Naci Görür, İstanbul’da her an deprem olma yüzdesini açıkladı: Bu inanılmaz bir oran. Neredeyse yazı tura atacaksın
11 mins read

Naci Görür, İstanbul’da her an deprem olma yüzdesini açıkladı: Bu inanılmaz bir oran. Neredeyse yazı tura atacaksın

Bursa Mudanya merkezli 5.1 ve 4.5 büyüklüğündeki depremler İstanbul’u da salladı. Depremlerin ardından İstanbul’un büyük Marmara depremine ne kadar hazır olduğu sorusu yeniden akıllara geldi.

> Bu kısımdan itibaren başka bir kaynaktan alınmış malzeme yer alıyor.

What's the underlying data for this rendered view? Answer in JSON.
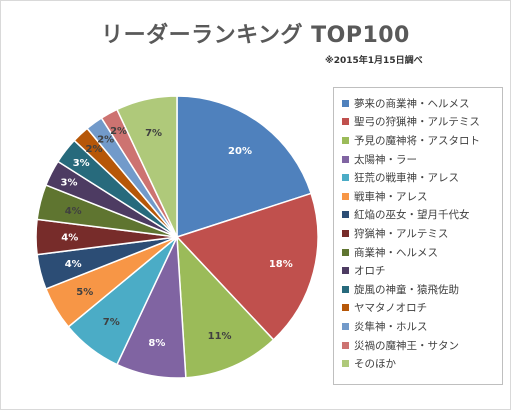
{
  "chart_data": {
    "type": "pie",
    "title": "リーダーランキング TOP100",
    "subtitle": "※2015年1月15日調べ",
    "legend_position": "right",
    "slices": [
      {
        "label": "夢来の商業神・ヘルメス",
        "value": 20,
        "display": "20%",
        "color": "#4f81bd"
      },
      {
        "label": "聖弓の狩猟神・アルテミス",
        "value": 18,
        "display": "18%",
        "color": "#c0504d"
      },
      {
        "label": "予見の魔神将・アスタロト",
        "value": 11,
        "display": "11%",
        "color": "#9bbb59"
      },
      {
        "label": "太陽神・ラー",
        "value": 8,
        "display": "8%",
        "color": "#8064a2"
      },
      {
        "label": "狂荒の戦車神・アレス",
        "value": 7,
        "display": "7%",
        "color": "#4bacc6"
      },
      {
        "label": "戦車神・アレス",
        "value": 5,
        "display": "5%",
        "color": "#f79646"
      },
      {
        "label": "紅焔の巫女・望月千代女",
        "value": 4,
        "display": "4%",
        "color": "#2c4d75"
      },
      {
        "label": "狩猟神・アルテミス",
        "value": 4,
        "display": "4%",
        "color": "#772c2a"
      },
      {
        "label": "商業神・ヘルメス",
        "value": 4,
        "display": "4%",
        "color": "#5f7530"
      },
      {
        "label": "オロチ",
        "value": 3,
        "display": "3%",
        "color": "#4d3b62"
      },
      {
        "label": "旋風の神童・猿飛佐助",
        "value": 3,
        "display": "3%",
        "color": "#276a7c"
      },
      {
        "label": "ヤマタノオロチ",
        "value": 2,
        "display": "2%",
        "color": "#b65708"
      },
      {
        "label": "炎隼神・ホルス",
        "value": 2,
        "display": "2%",
        "color": "#729aca"
      },
      {
        "label": "災禍の魔神王・サタン",
        "value": 2,
        "display": "2%",
        "color": "#cd7371"
      },
      {
        "label": "そのほか",
        "value": 7,
        "display": "7%",
        "color": "#afc97a"
      }
    ]
  }
}
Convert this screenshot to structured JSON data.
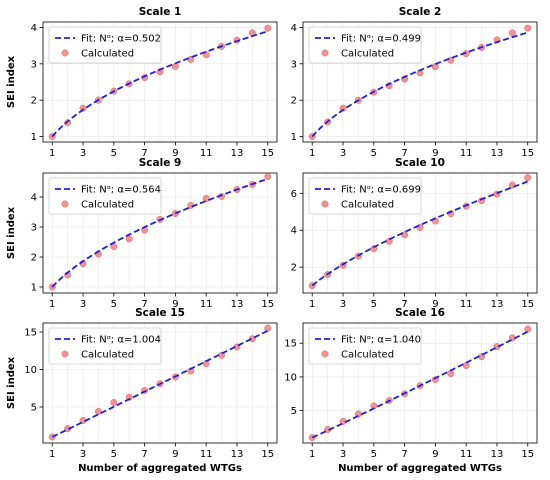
{
  "chart_data": [
    {
      "type": "scatter",
      "title": "Scale 1",
      "ylabel": "SEI index",
      "xlabel": "",
      "xlim": [
        0.4,
        15.6
      ],
      "ylim": [
        0.85,
        4.15
      ],
      "xticks": [
        1,
        3,
        5,
        7,
        9,
        11,
        13,
        15
      ],
      "yticks": [
        1,
        2,
        3,
        4
      ],
      "grid": true,
      "legend": "top-left",
      "alpha": 0.502,
      "fit_label": "Fit: Nᵅ; α=0.502",
      "x": [
        1,
        2,
        3,
        4,
        5,
        6,
        7,
        8,
        9,
        10,
        11,
        12,
        13,
        14,
        15
      ],
      "series": [
        {
          "name": "Calculated",
          "values": [
            1.0,
            1.38,
            1.78,
            2.0,
            2.25,
            2.45,
            2.62,
            2.78,
            2.93,
            3.12,
            3.25,
            3.48,
            3.65,
            3.85,
            3.98
          ]
        }
      ]
    },
    {
      "type": "scatter",
      "title": "Scale 2",
      "ylabel": "",
      "xlabel": "",
      "xlim": [
        0.4,
        15.6
      ],
      "ylim": [
        0.85,
        4.15
      ],
      "xticks": [
        1,
        3,
        5,
        7,
        9,
        11,
        13,
        15
      ],
      "yticks": [
        1,
        2,
        3,
        4
      ],
      "grid": true,
      "legend": "top-left",
      "alpha": 0.499,
      "fit_label": "Fit: Nᵅ; α=0.499",
      "x": [
        1,
        2,
        3,
        4,
        5,
        6,
        7,
        8,
        9,
        10,
        11,
        12,
        13,
        14,
        15
      ],
      "series": [
        {
          "name": "Calculated",
          "values": [
            1.0,
            1.4,
            1.78,
            2.0,
            2.22,
            2.4,
            2.58,
            2.75,
            2.92,
            3.1,
            3.28,
            3.45,
            3.66,
            3.85,
            3.98
          ]
        }
      ]
    },
    {
      "type": "scatter",
      "title": "Scale 9",
      "ylabel": "SEI index",
      "xlabel": "",
      "xlim": [
        0.4,
        15.6
      ],
      "ylim": [
        0.8,
        4.8
      ],
      "xticks": [
        1,
        3,
        5,
        7,
        9,
        11,
        13,
        15
      ],
      "yticks": [
        1,
        2,
        3,
        4
      ],
      "grid": true,
      "legend": "top-left",
      "alpha": 0.564,
      "fit_label": "Fit: Nᵅ; α=0.564",
      "x": [
        1,
        2,
        3,
        4,
        5,
        6,
        7,
        8,
        9,
        10,
        11,
        12,
        13,
        14,
        15
      ],
      "series": [
        {
          "name": "Calculated",
          "values": [
            1.0,
            1.4,
            1.78,
            2.1,
            2.35,
            2.6,
            2.9,
            3.25,
            3.45,
            3.72,
            3.95,
            4.02,
            4.25,
            4.42,
            4.68
          ]
        }
      ]
    },
    {
      "type": "scatter",
      "title": "Scale 10",
      "ylabel": "",
      "xlabel": "",
      "xlim": [
        0.4,
        15.6
      ],
      "ylim": [
        0.6,
        7.1
      ],
      "xticks": [
        1,
        3,
        5,
        7,
        9,
        11,
        13,
        15
      ],
      "yticks": [
        2,
        4,
        6
      ],
      "grid": true,
      "legend": "top-left",
      "alpha": 0.699,
      "fit_label": "Fit: Nᵅ; α=0.699",
      "x": [
        1,
        2,
        3,
        4,
        5,
        6,
        7,
        8,
        9,
        10,
        11,
        12,
        13,
        14,
        15
      ],
      "series": [
        {
          "name": "Calculated",
          "values": [
            1.0,
            1.6,
            2.1,
            2.6,
            3.0,
            3.4,
            3.75,
            4.15,
            4.5,
            4.9,
            5.3,
            5.6,
            5.95,
            6.45,
            6.85
          ]
        }
      ]
    },
    {
      "type": "scatter",
      "title": "Scale 15",
      "ylabel": "SEI index",
      "xlabel": "Number of aggregated WTGs",
      "xlim": [
        0.4,
        15.6
      ],
      "ylim": [
        0.2,
        16.2
      ],
      "xticks": [
        1,
        3,
        5,
        7,
        9,
        11,
        13,
        15
      ],
      "yticks": [
        5,
        10,
        15
      ],
      "grid": true,
      "legend": "top-left",
      "alpha": 1.004,
      "fit_label": "Fit: Nᵅ; α=1.004",
      "x": [
        1,
        2,
        3,
        4,
        5,
        6,
        7,
        8,
        9,
        10,
        11,
        12,
        13,
        14,
        15
      ],
      "series": [
        {
          "name": "Calculated",
          "values": [
            1.0,
            2.1,
            3.2,
            4.4,
            5.6,
            6.3,
            7.2,
            8.1,
            9.0,
            9.8,
            10.8,
            11.9,
            13.0,
            14.1,
            15.5
          ]
        }
      ]
    },
    {
      "type": "scatter",
      "title": "Scale 16",
      "ylabel": "",
      "xlabel": "Number of aggregated WTGs",
      "xlim": [
        0.4,
        15.6
      ],
      "ylim": [
        0.2,
        18.0
      ],
      "xticks": [
        1,
        3,
        5,
        7,
        9,
        11,
        13,
        15
      ],
      "yticks": [
        5,
        10,
        15
      ],
      "grid": true,
      "legend": "top-left",
      "alpha": 1.04,
      "fit_label": "Fit: Nᵅ; α=1.040",
      "x": [
        1,
        2,
        3,
        4,
        5,
        6,
        7,
        8,
        9,
        10,
        11,
        12,
        13,
        14,
        15
      ],
      "series": [
        {
          "name": "Calculated",
          "values": [
            1.0,
            2.2,
            3.4,
            4.5,
            5.7,
            6.5,
            7.5,
            8.7,
            9.6,
            10.5,
            11.7,
            13.0,
            14.5,
            15.8,
            17.1
          ]
        }
      ]
    }
  ],
  "colors": {
    "fit_line": "#1f1fe0",
    "points": "#f08080",
    "points_edge": "#e06060"
  }
}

İstanbul’da çözüm bekleyen en temel sorunlardan biri depreme karşı dayanıklı olmayan riskli yapılar. Marmara Denizi’nde 7 ila 7,5 büyüklüğünde bir deprem beklenirken kentteki yüksek riskli konut sayısı yaklaşık 1,3 milyonu buluyor.

DW Türkçe’den Pelin Ünker’e konuşan konuşan İstanbul Büyükşehir Belediyesi (İBB) Deprem Risk Yönetimi ve Kentsel İyileştirme Dairesi Başkanı Murat Yün, olası depremde ağır hasar alması ya da yıkılması beklenen yapılarda 3 milyon nüfusun yaşadığına dikkat çekiyor.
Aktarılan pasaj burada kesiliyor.